Didata Langsung BPS, Cik Ujang Beri Contoh Warga Sumsel Sukseskan Sensus Ekonomi 2026 – Detiktoday.com

Didata Langsung BPS, Cik Ujang Beri Contoh Warga Sumsel Sukseskan Sensus Ekonomi 2026 – Detiktoday.com

Share
Share

Detiktoday.com, PALEMBANG – Wakil Gubernur Sumatera Selatan (Sumsel) H. Cik Ujang memberikan contoh nyata dukungan terhadap pelaksanaan Sensus Ekonomi 2026 dengan menjadi responden dalam pendataan yang dilakukan Badan Pusat Statistik (BPS) Provinsi Sumsel.

Pendataan tersebut berlangsung saat audiensi Kepala BPS Sumsel Wahyu Yulianto beserta jajaran di Rumah Dinas Wakil Gubernur Sumsel, Rabu (17/6/2026).

Dalam kesempatan itu, Cik Ujang menegaskan bahwa setiap warga negara memiliki tanggung jawab yang sama untuk mendukung sensus dengan memberikan data yang benar dan sesuai kondisi sebenarnya.

“Saya ingin memberikan contoh kepada masyarakat. Sebagai warga negara, kita harus mendukung program pemerintah yang bertujuan menghasilkan data akurat untuk pembangunan,” kata Cik Ujang.

Menurutnya, data yang disampaikan masyarakat akan menjadi dasar penting bagi pemerintah dalam menyusun berbagai kebijakan pembangunan dan program ekonomi ke depan.

“Data yang akurat akan menghasilkan kebijakan yang tepat sasaran. Karena itu, masyarakat jangan ragu untuk menerima petugas sensus dan memberikan informasi yang benar,” ujarnya.

Ia juga mengajak masyarakat Sumsel untuk berpartisipasi aktif selama pelaksanaan Sensus Ekonomi 2026 yang saat ini sedang berlangsung.

“Saya mengimbau seluruh masyarakat Sumatera Selatan agar menyambut baik petugas sensus yang datang ke rumah. Berikan data yang sebenarnya, karena manfaatnya akan kembali kepada masyarakat melalui program-program pembangunan,” tegasnya.

Cik Ujang optimistis pelaksanaan sensus akan berjalan lancar apabila didukung seluruh elemen masyarakat.

“Semoga kegiatan ini berjalan sukses dan menghasilkan data yang berkualitas. Data yang baik sangat dibutuhkan dalam merencanakan pembangunan daerah maupun nasional,” tambahnya.

Sementara itu, Kepala BPS Sumsel Wahyu Yulianto mengatakan Sensus Ekonomi 2026 secara nasional telah dimulai sejak 15 Juni 2026 dengan metode pendataan langsung oleh petugas ke lapangan.

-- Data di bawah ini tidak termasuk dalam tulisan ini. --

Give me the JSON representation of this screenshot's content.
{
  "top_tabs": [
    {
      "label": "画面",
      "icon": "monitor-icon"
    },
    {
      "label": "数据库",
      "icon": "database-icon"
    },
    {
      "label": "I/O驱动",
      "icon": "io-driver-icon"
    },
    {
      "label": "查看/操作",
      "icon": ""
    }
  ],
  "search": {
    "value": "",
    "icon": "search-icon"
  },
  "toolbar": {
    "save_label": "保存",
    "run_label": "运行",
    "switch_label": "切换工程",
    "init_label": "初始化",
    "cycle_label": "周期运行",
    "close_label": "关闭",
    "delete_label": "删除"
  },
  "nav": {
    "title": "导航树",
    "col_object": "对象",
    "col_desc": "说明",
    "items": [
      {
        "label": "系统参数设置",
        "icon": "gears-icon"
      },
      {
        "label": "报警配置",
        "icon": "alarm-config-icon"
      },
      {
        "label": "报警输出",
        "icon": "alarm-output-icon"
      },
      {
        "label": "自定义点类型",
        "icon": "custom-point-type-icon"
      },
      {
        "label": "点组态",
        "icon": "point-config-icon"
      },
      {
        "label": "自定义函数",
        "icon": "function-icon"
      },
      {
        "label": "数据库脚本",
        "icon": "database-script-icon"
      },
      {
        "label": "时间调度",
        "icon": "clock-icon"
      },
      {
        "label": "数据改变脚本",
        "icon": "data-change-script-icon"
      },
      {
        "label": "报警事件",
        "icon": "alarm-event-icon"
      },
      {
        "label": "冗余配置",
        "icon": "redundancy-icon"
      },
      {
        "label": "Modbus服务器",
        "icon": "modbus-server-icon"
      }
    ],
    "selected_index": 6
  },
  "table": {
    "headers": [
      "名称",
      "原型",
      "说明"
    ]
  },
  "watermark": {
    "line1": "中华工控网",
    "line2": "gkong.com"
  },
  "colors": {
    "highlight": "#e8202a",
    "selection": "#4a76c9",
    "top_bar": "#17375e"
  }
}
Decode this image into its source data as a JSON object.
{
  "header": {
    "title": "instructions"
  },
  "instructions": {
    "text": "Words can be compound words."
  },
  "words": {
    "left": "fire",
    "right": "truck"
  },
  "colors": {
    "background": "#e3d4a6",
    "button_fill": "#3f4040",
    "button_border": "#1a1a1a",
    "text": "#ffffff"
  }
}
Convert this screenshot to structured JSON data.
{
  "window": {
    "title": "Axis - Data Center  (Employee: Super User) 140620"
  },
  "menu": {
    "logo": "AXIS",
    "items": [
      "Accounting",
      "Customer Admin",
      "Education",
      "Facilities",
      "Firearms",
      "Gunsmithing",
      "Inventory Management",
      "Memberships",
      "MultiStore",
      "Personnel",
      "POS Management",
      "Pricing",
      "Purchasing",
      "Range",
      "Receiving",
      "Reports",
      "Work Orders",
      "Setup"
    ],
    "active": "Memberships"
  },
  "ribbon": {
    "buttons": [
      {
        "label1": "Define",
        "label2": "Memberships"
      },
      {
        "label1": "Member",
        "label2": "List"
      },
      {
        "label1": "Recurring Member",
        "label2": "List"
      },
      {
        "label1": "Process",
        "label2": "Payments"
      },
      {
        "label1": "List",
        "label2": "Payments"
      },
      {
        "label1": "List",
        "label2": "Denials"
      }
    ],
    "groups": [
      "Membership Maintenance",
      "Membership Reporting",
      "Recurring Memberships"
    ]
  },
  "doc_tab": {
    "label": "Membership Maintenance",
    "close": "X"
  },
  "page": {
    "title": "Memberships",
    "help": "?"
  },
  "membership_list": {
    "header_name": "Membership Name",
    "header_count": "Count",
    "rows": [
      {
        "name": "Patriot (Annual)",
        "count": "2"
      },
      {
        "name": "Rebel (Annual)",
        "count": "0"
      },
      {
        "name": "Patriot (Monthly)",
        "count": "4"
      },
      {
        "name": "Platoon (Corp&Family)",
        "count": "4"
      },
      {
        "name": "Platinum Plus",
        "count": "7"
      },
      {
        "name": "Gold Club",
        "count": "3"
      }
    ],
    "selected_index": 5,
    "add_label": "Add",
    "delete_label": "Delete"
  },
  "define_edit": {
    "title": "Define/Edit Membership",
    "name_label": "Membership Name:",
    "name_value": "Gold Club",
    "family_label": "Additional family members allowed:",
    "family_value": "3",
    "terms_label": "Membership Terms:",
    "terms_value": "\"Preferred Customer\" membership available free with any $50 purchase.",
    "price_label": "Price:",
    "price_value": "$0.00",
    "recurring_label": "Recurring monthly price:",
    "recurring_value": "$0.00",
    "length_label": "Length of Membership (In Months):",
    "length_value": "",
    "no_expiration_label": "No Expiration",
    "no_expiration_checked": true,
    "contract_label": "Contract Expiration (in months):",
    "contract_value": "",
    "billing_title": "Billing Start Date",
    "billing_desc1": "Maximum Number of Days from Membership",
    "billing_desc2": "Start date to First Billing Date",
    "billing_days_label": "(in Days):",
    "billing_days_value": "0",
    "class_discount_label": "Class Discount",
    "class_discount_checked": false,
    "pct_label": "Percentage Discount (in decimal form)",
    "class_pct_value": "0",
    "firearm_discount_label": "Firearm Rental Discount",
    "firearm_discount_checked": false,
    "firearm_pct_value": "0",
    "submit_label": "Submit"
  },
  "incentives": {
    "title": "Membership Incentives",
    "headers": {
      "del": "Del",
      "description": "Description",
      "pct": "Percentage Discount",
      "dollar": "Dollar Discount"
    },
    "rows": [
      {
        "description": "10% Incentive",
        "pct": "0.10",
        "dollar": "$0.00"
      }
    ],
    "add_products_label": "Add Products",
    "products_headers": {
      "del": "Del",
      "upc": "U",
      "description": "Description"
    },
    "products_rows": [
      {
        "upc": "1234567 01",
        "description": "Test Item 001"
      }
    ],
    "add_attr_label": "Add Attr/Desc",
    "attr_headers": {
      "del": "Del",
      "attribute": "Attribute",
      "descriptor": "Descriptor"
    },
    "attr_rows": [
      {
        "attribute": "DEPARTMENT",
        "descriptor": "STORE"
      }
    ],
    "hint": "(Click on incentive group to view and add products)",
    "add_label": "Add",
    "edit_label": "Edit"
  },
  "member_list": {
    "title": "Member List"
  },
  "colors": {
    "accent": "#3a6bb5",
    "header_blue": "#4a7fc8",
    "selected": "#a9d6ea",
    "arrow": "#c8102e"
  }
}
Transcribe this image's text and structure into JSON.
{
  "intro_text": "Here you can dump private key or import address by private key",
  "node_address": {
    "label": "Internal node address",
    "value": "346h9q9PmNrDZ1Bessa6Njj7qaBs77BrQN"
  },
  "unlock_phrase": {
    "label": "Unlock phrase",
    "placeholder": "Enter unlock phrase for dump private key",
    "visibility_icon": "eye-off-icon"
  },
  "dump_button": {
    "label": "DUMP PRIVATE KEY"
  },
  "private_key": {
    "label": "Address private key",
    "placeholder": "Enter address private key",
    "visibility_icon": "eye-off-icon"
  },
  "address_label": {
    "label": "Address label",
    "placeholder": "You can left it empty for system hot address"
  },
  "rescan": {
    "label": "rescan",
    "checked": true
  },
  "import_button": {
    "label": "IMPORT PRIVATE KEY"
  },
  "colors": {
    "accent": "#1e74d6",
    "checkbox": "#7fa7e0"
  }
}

“Untuk Kota Palembang terdapat sekitar 1.100 petugas sensus yang kami turunkan. Sedangkan di seluruh Sumatera Selatan jumlahnya mencapai sekitar 7.000 petugas yang telah direkrut dan dilatih untuk melaksanakan pendataan,” jelas Wahyu.

Ia menilai kesediaan Wakil Gubernur menjadi responden memiliki makna penting dalam mendorong partisipasi masyarakat.

“Pak Wakil Gubernur sudah memberikan contoh bahwa semua lapisan masyarakat, termasuk pimpinan daerah, ikut menjadi responden sensus. Ini menjadi pesan positif bahwa sensus adalah kepentingan bersama,” katanya.

Menurut Wahyu, data hasil Sensus Ekonomi akan menjadi fondasi penting dalam memetakan kondisi perekonomian daerah serta menentukan arah kebijakan pembangunan ke depan.

“Kami berharap masyarakat dapat menerima petugas sensus dengan baik dan memberikan jawaban yang sesuai kondisi sebenarnya agar data yang dihasilkan benar-benar berkualitas,” ujarnya.

Ia juga memastikan masyarakat tidak perlu khawatir terkait keamanan data yang diberikan kepada petugas.

“Kami menjamin kerahasiaan seluruh data responden. Data tersebut hanya digunakan untuk kepentingan statistik dan tidak akan dipublikasikan secara individu,” tegas Wahyu.

Melalui dukungan pemerintah daerah dan partisipasi aktif masyarakat, BPS Sumsel optimistis Sensus Ekonomi 2026 akan menghasilkan data yang akurat, terpercaya, dan mampu menjadi landasan dalam merumuskan kebijakan pembangunan ekonomi yang lebih efektif, inklusif, dan berkelanjutan.